Using the quotient rule $$\bigl(\tfrac{u}{v}\bigr)'=\dfrac{u'v-uv'}{v^2},$$ we get

$$\dfrac{d}{dx}\left(\dfrac{x\sec x}{D}\right)= \dfrac{( \sec x+x\sec x\tan x )D-\,(x\sec x)(x\cos x)}{D^2}.$$

Because in $$F(x)$$ this whole fraction is preceded by a minus sign, the contribution of the second term to $$F'(x)$$ will actually be the negative of the above. Thus

$$F'(x)=\sec^2 x-\dfrac{( \sec x+x\sec x\tan x )D-\,(x\sec x)(x\cos x)}{D^2}.$$

It is now a matter of pure algebra to simplify the numerator.
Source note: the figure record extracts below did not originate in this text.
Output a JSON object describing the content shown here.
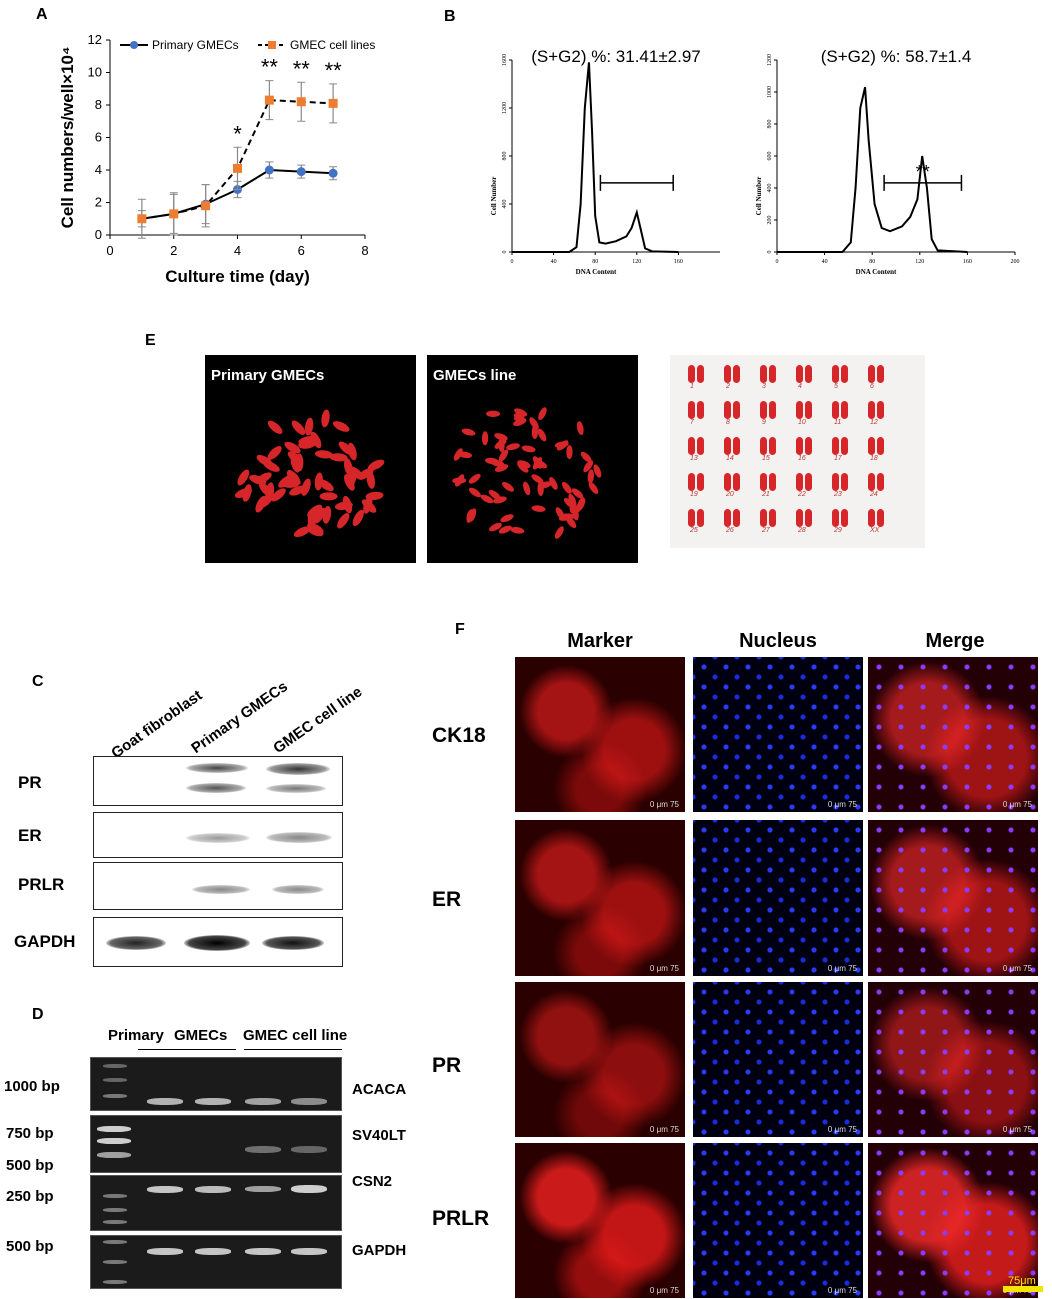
{
  "panels": {
    "A": "A",
    "B": "B",
    "C": "C",
    "D": "D",
    "E": "E",
    "F": "F"
  },
  "chart_data": [
    {
      "type": "line",
      "title": "",
      "xlabel": "Culture time (day)",
      "ylabel": "Cell numbers/well×10⁴",
      "xlim": [
        0,
        8
      ],
      "ylim": [
        0,
        12
      ],
      "xticks": [
        0,
        2,
        4,
        6,
        8
      ],
      "yticks": [
        0,
        2,
        4,
        6,
        8,
        10,
        12
      ],
      "x": [
        1,
        2,
        3,
        4,
        5,
        6,
        7
      ],
      "series": [
        {
          "name": "Primary GMECs",
          "color": "#4472c4",
          "values": [
            1.0,
            1.3,
            1.9,
            2.8,
            4.0,
            3.9,
            3.8
          ],
          "errors": [
            1.2,
            1.2,
            1.2,
            0.5,
            0.5,
            0.4,
            0.4
          ]
        },
        {
          "name": "GMEC cell lines",
          "color": "#ed7d31",
          "values": [
            1.0,
            1.3,
            1.8,
            4.1,
            8.3,
            8.2,
            8.1
          ],
          "errors": [
            0.5,
            1.3,
            1.3,
            1.3,
            1.2,
            1.2,
            1.2
          ]
        }
      ],
      "significance": [
        {
          "x": 4,
          "label": "*"
        },
        {
          "x": 5,
          "label": "**"
        },
        {
          "x": 6,
          "label": "**"
        },
        {
          "x": 7,
          "label": "**"
        }
      ],
      "grid": false,
      "legend": "top"
    },
    {
      "type": "line",
      "title": "(S+G2) %: 31.41±2.97",
      "xlabel": "DNA Content",
      "ylabel": "Cell Number",
      "xlim": [
        0,
        200
      ],
      "ylim": [
        0,
        1600
      ],
      "xticks": [
        "0",
        "40",
        "80",
        "120",
        "160"
      ],
      "yticks": [
        "0",
        "400",
        "800",
        "1200",
        "1600"
      ],
      "x": [
        0,
        55,
        62,
        66,
        70,
        74,
        77,
        80,
        84,
        90,
        100,
        110,
        115,
        120,
        124,
        128,
        135,
        160
      ],
      "values": [
        0,
        0,
        40,
        400,
        1200,
        1580,
        1000,
        300,
        80,
        70,
        90,
        130,
        200,
        330,
        180,
        30,
        5,
        0
      ],
      "bracket": [
        85,
        155
      ],
      "bracket_label": ""
    },
    {
      "type": "line",
      "title": "(S+G2) %: 58.7±1.4",
      "xlabel": "DNA Content",
      "ylabel": "Cell Number",
      "xlim": [
        0,
        200
      ],
      "ylim": [
        0,
        1200
      ],
      "xticks": [
        "0",
        "40",
        "80",
        "120",
        "160",
        "200"
      ],
      "yticks": [
        "0",
        "200",
        "400",
        "600",
        "800",
        "1000",
        "1200"
      ],
      "x": [
        0,
        55,
        62,
        66,
        70,
        74,
        77,
        82,
        88,
        95,
        105,
        112,
        118,
        122,
        126,
        130,
        135,
        160
      ],
      "values": [
        0,
        0,
        60,
        400,
        900,
        1030,
        700,
        300,
        150,
        130,
        160,
        220,
        330,
        600,
        400,
        80,
        10,
        0
      ],
      "bracket": [
        90,
        155
      ],
      "bracket_label": "**"
    }
  ],
  "panelE": {
    "images": [
      "Primary GMECs",
      "GMECs line"
    ],
    "karyotype_labels": [
      "1",
      "2",
      "3",
      "4",
      "5",
      "6",
      "7",
      "8",
      "9",
      "10",
      "11",
      "12",
      "13",
      "14",
      "15",
      "16",
      "17",
      "18",
      "19",
      "20",
      "21",
      "22",
      "23",
      "24",
      "25",
      "26",
      "27",
      "28",
      "29",
      "XX"
    ]
  },
  "panelC": {
    "columns": [
      "Goat fibroblast",
      "Primary GMECs",
      "GMEC cell line"
    ],
    "rows": [
      "PR",
      "ER",
      "PRLR",
      "GAPDH"
    ]
  },
  "panelD": {
    "groups": [
      "Primary GMECs",
      "GMEC cell line"
    ],
    "header_left": "Primary",
    "header_left2": "GMECs",
    "markers": [
      "1000 bp",
      "750 bp",
      "500 bp",
      "250 bp",
      "500 bp"
    ],
    "genes": [
      "ACACA",
      "SV40LT",
      "CSN2",
      "GAPDH"
    ]
  },
  "panelF": {
    "columns": [
      "Marker",
      "Nucleus",
      "Merge"
    ],
    "rows": [
      "CK18",
      "ER",
      "PR",
      "PRLR"
    ],
    "scale_text": "0    μm   75",
    "scalebar_label": "75μm"
  }
}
For that purpose let us isolate the large numerator:

$$N=( \sec x+x\sec x\tan x )D-\,(x\sec x)(x\cos x).$$

Handle the product in the first term:

$$ ( \sec x+x\sec x\tan x )D =\sec xD+x\sec x\tan x\,D. $$

The second part of $$N$$ simplifies immediately because $$\sec x\cos x=1$$:

$$ (x\sec x)(x\cos x)=x^2\sec x\cos x=x^2.$$

Therefore

$$N=\sec xD+x\sec x\tan x\,D-x^2.$$

Notice that $$\sec xD$$ can itself be rewritten:

$$\sec xD=\sec x(x\sin x+\cos x)=\dfrac{x\sin x+\cos x}{\cos x}=1+x\tan x.$$

Consequently,

$$\sec xD=1+x\tan x\quad\Longrightarrow\quad \sec xD+x\sec x\tan x\,D =\bigl(1+x\tan x\bigr)+x\tan x\bigl(1+x\tan x\bigr).$$

This factorisation tells us that

$$N=\bigl(1+x\tan x\bigr)\Bigl[1+x\tan x\Bigr]-x^2.$$

But $$1+x\tan x$$ squared is $$(1+x\tan x)^2$$, whose numeric value need not be expanded because, as we shall see, it will cancel out perfectly with the $$\sec^2 xD^2$$ part of $$F'(x)$$.

Indeed, compute

$$\sec^2 xD^2 =\dfrac{1}{\cos^2 x}(x\sin x+\cos x)^2 =\bigl(\sec xD\bigr)^2 =\bigl(1+x\tan x\bigr)^2.$$

Now the total numerator appearing in $$F'(x)$$ is

$$\sec^2 xD^2-N =\bigl(1+x\tan x\bigr)^2-\Bigl[\bigl(1+x\tan x\bigr)^2-x^2\Bigr] =x^2.$$

Therefore

$$F'(x)=\dfrac{x^2}{D^2} =\left(\dfrac{x}{x\sin x+\cos x}\right)^2.$$

But this is precisely the integrand of $$I$$. Hence $$F(x)$$ is an antiderivative, and we can write

$$\int\!\left(\dfrac{x}{x\sin x+\cos x}\right)^2dx =\tan x-\dfrac{x\sec x}{x\sin x+\cos x}+C.$$

Comparing with the given options, this matches Option A.

Hence, the correct answer is Option A.